How do you factor y=x^2 + 35x + 36 ?

Dec 27, 2015

You can not factor that trinomial, unfortunately.

Explanation:

You can always see if a quadratic function like the one above is factorable by using the discriminant of the quadratic formula:

${b}^{2}$ - 4ac
${35}^{2}$ - 4(1)(36)
1120 - 144
976

Since the final result, 976, is not a perfect square, this trinomial cannot be factored into even factors.

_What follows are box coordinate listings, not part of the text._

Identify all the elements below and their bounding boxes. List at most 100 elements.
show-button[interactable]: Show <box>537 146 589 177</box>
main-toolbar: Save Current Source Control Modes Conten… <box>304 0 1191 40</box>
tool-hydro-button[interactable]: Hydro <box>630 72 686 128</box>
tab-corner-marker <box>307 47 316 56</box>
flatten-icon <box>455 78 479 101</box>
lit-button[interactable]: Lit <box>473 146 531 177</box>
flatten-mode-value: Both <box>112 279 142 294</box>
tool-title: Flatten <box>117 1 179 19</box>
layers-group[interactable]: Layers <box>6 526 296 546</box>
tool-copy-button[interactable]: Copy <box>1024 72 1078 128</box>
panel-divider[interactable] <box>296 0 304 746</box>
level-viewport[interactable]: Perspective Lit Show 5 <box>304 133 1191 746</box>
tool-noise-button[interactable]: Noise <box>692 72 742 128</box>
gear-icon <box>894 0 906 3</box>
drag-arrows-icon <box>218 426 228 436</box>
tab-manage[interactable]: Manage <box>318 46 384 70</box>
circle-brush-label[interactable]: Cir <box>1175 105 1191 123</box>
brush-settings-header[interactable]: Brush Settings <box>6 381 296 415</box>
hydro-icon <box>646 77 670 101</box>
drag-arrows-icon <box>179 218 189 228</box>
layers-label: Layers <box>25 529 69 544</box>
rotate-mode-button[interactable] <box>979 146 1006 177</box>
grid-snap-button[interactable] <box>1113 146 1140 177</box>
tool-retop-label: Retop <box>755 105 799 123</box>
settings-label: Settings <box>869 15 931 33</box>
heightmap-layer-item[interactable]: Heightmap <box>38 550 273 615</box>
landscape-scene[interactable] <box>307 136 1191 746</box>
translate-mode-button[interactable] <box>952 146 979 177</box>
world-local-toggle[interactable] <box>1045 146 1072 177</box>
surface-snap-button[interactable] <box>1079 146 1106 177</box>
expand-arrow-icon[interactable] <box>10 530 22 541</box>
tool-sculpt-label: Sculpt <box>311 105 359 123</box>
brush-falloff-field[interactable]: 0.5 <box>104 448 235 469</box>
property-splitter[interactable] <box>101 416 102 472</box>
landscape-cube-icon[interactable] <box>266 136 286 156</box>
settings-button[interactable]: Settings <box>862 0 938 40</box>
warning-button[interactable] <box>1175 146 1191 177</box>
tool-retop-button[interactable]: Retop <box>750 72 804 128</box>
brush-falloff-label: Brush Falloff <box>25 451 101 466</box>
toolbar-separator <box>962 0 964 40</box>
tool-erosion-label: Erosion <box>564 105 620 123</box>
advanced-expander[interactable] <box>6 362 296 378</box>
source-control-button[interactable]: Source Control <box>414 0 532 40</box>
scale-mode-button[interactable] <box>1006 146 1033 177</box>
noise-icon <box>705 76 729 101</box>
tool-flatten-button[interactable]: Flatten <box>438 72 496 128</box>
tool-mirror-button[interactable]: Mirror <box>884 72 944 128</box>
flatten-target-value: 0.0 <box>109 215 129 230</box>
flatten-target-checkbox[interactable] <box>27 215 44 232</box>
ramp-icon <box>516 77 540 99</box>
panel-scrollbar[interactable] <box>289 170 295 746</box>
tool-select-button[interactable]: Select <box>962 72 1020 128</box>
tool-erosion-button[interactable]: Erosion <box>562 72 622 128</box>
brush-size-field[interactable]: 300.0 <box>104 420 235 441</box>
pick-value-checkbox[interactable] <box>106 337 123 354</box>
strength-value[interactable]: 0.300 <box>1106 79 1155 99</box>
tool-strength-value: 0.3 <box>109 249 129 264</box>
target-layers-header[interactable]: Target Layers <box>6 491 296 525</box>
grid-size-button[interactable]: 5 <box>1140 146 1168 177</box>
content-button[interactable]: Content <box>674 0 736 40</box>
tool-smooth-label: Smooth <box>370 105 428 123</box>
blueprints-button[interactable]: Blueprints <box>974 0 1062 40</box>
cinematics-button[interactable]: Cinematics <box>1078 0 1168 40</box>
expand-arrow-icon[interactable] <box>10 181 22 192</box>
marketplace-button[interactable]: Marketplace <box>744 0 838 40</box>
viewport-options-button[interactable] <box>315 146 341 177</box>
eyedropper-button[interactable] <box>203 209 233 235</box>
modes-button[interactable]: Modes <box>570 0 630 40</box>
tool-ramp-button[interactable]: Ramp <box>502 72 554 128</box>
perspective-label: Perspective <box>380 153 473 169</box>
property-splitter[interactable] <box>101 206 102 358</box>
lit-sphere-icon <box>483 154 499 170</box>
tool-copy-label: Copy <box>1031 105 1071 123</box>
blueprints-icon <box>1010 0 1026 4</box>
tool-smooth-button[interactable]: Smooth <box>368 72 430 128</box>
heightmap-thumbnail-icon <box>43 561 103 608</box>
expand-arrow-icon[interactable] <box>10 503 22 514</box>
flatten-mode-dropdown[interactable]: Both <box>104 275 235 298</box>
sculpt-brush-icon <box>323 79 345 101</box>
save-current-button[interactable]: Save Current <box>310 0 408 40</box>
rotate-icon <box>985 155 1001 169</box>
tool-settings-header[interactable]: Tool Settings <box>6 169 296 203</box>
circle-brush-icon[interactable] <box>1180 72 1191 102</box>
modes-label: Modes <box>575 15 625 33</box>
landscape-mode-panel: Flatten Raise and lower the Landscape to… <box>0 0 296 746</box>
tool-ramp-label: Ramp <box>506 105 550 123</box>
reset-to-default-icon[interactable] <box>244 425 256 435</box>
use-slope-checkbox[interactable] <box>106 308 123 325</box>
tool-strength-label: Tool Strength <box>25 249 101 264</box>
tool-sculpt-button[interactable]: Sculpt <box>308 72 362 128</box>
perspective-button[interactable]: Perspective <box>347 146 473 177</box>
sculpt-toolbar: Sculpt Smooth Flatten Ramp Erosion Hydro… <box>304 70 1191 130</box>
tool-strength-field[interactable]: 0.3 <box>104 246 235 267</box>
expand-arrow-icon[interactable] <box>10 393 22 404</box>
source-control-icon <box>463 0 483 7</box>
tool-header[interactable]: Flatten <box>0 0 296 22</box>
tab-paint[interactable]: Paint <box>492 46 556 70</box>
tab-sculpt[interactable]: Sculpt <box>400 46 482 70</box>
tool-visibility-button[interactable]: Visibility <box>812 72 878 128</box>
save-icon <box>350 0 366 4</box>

Hopefully you understand now.

Dec 27, 2015

This quadratic can only be factored using irrational coefficients:

${x}^{2} + 35 x + 36$

$= \left(x + \frac{35}{2} - \frac{\sqrt{1081}}{2}\right) \left(x + \frac{35}{2} + \frac{\sqrt{1081}}{2}\right)$

Explanation:

The difference of squares identity can be written:

${a}^{2} - {b}^{2} = \left(a - b\right) \left(a + b\right)$

So:

${x}^{2} + 35 x + 36$

$= {x}^{2} + 35 x + {\left(\frac{35}{2}\right)}^{2} - {\left(\frac{35}{2}\right)}^{2} + 36$

$= {\left(x + \frac{35}{2}\right)}^{2} - \frac{1225}{4} + \frac{144}{4}$

$= {\left(x + \frac{35}{2}\right)}^{2} - \frac{1081}{4}$

$= {\left(x + \frac{35}{2}\right)}^{2} - {\left(\frac{\sqrt{1081}}{2}\right)}^{2}$

$= \left(\left(x + \frac{35}{2}\right) - \frac{\sqrt{1081}}{2}\right) \left(\left(x + \frac{35}{2}\right) + \frac{\sqrt{1081}}{2}\right)$

$= \left(x + \frac{35}{2} - \frac{\sqrt{1081}}{2}\right) \left(x + \frac{35}{2} + \frac{\sqrt{1081}}{2}\right)$

We cannot simplify $\sqrt{1081}$ further since $1081 = 23 \cdot 47$ has no square factors.